1768 hieß es also wieder umziehen und erneut alle zuvor geknüpften Freundschaftsbande lösen. Wieder war ich alleine und flüchtete in die Welt der biblischen Geschichten und der Bücher, die meine Mutter mir zu lesen gab. So verschlang ich jedes Buch, dessen Verständnis mir mit meinen noch geringen Kenntnissen der deutschen Sprache möglich war.
Der lieb gewonnenen ländlichen Idylle war ich entrissen und wurde nun konfrontiert mit der pulsierenden, lebhaften Stadt Ludwigsburg. Wie fremd hier alles war! Da spazierten edle Damen in mit Spitzen verzierten, weit schwingenden Kleidern und hoch getürmten, mit bunten Bändern drapierten Haaren.

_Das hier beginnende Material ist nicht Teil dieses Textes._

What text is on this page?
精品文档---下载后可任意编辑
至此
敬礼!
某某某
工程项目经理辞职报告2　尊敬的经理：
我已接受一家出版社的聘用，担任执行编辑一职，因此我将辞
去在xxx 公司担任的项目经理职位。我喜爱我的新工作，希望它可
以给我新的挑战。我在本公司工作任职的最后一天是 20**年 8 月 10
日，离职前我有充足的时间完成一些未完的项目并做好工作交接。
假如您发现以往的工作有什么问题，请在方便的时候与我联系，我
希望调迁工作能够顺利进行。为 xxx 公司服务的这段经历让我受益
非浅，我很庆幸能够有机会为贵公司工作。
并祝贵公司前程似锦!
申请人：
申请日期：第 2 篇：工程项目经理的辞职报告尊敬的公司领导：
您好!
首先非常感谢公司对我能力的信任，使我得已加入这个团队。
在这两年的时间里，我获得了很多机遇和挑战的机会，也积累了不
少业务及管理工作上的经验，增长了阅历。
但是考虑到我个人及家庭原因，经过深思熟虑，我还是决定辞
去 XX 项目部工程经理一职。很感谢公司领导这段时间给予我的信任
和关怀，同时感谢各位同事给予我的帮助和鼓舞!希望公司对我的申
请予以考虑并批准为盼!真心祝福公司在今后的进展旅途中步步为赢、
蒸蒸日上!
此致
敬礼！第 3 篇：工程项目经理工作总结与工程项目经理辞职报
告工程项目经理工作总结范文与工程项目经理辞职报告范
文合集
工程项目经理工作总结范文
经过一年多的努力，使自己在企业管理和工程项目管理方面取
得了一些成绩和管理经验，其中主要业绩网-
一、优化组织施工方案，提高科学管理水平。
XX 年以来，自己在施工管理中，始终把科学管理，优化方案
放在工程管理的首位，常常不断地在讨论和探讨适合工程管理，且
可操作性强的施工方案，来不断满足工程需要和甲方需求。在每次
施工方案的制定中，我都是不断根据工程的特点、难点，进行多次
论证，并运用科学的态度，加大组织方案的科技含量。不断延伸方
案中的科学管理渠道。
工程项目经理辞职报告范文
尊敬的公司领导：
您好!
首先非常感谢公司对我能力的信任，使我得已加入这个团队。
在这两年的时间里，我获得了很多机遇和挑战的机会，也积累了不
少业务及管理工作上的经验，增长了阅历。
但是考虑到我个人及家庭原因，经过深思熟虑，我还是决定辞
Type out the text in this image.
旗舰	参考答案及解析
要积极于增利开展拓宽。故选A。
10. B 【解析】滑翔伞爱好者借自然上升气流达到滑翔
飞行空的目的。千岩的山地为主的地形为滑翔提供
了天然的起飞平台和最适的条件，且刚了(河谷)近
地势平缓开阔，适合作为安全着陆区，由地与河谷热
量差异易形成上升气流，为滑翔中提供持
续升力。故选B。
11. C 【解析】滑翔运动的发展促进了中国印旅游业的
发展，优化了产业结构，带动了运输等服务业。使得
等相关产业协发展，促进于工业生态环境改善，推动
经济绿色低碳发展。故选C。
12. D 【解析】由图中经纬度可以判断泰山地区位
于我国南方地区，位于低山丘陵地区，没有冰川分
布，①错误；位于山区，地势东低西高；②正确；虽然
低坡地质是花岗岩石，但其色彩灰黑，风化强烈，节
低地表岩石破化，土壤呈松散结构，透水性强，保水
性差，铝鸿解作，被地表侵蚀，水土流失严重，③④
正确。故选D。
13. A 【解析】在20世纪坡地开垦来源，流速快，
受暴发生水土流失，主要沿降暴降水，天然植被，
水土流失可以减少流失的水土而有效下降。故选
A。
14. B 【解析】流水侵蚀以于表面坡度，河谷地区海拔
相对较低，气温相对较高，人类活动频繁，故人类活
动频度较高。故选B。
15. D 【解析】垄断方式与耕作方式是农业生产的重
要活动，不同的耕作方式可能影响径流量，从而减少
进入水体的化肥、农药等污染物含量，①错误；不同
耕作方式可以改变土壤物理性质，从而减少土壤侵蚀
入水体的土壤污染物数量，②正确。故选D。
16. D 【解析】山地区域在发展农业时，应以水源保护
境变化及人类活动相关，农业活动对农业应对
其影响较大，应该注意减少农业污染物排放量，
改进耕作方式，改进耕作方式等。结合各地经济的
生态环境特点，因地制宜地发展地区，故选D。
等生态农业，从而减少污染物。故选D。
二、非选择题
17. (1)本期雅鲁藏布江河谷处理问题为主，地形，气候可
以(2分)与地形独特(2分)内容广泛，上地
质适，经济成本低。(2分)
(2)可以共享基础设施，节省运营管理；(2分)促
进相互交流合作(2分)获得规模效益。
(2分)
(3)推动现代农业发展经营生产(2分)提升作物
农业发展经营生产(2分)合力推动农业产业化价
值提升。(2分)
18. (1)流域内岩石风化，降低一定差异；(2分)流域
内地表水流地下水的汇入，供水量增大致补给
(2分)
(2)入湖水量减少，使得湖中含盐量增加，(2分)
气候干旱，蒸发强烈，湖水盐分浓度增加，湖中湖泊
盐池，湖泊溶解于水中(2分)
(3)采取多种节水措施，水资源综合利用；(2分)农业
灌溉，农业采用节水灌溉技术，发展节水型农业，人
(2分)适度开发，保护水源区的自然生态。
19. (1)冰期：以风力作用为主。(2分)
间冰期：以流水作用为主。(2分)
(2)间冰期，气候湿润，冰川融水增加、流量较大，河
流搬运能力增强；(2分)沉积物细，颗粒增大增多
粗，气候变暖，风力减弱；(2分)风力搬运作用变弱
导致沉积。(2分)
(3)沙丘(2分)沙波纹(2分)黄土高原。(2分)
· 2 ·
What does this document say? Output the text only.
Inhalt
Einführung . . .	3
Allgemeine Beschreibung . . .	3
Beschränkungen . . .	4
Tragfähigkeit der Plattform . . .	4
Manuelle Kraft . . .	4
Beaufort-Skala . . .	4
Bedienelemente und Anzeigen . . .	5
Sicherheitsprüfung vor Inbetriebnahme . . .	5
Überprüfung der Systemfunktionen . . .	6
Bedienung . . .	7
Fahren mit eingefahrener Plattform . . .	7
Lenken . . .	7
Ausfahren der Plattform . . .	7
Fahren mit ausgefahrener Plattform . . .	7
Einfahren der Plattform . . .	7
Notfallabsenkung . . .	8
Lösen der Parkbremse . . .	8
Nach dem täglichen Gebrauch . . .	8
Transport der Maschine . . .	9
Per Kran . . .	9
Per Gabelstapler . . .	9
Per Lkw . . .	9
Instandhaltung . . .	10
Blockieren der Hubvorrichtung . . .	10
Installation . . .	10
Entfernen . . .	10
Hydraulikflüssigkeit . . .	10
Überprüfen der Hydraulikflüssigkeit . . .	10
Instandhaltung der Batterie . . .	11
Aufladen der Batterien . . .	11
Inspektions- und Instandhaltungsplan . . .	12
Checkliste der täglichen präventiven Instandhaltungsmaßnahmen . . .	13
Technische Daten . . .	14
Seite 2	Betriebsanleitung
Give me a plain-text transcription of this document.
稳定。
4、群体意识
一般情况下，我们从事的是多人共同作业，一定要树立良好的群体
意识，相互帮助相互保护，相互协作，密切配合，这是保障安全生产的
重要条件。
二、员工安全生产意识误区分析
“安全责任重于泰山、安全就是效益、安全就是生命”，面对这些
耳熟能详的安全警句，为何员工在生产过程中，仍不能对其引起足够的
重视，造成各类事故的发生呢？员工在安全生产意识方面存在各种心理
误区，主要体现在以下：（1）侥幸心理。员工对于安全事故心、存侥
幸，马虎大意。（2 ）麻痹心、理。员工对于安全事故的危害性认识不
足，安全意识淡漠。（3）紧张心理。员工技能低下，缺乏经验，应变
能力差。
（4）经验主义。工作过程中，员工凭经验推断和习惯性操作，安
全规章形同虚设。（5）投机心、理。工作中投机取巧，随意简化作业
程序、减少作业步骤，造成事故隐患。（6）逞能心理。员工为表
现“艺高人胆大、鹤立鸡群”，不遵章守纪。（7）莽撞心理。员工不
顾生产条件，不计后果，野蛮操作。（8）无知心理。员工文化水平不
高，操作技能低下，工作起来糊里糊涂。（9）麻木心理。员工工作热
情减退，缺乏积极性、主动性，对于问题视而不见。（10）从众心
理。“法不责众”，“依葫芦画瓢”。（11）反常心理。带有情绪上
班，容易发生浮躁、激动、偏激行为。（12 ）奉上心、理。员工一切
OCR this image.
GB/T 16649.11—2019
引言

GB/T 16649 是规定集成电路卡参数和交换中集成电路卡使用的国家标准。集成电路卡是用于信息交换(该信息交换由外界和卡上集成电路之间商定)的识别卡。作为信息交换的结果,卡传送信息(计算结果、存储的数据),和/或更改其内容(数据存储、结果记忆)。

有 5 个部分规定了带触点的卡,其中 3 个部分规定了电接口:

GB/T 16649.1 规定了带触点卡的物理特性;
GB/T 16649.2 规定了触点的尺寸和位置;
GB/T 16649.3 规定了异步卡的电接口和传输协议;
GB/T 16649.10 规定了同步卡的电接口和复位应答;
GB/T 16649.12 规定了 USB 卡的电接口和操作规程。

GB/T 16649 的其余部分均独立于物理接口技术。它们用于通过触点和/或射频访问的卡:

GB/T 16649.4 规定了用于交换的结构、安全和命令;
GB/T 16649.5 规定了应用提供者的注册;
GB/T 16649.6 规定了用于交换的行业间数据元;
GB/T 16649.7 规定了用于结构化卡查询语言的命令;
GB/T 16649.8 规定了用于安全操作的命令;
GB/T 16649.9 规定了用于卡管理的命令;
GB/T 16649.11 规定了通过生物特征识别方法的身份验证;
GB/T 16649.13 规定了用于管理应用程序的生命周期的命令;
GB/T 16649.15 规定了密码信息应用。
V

Ich bestaunte die weiß geschminkten Gesichter und die gepuderten Perücken, sah Männer mit glänzenden Fräcken und Degen an der Seite. Mir riesig erscheinende Soldaten liefen mit seitlich rasselnden Säbeln in roten Uniformen durch die Straßen. Lange Zöpfe schauten unter ihren gelben Kappen hervor, und sie schritten stolz und eilig über das alte Pflaster.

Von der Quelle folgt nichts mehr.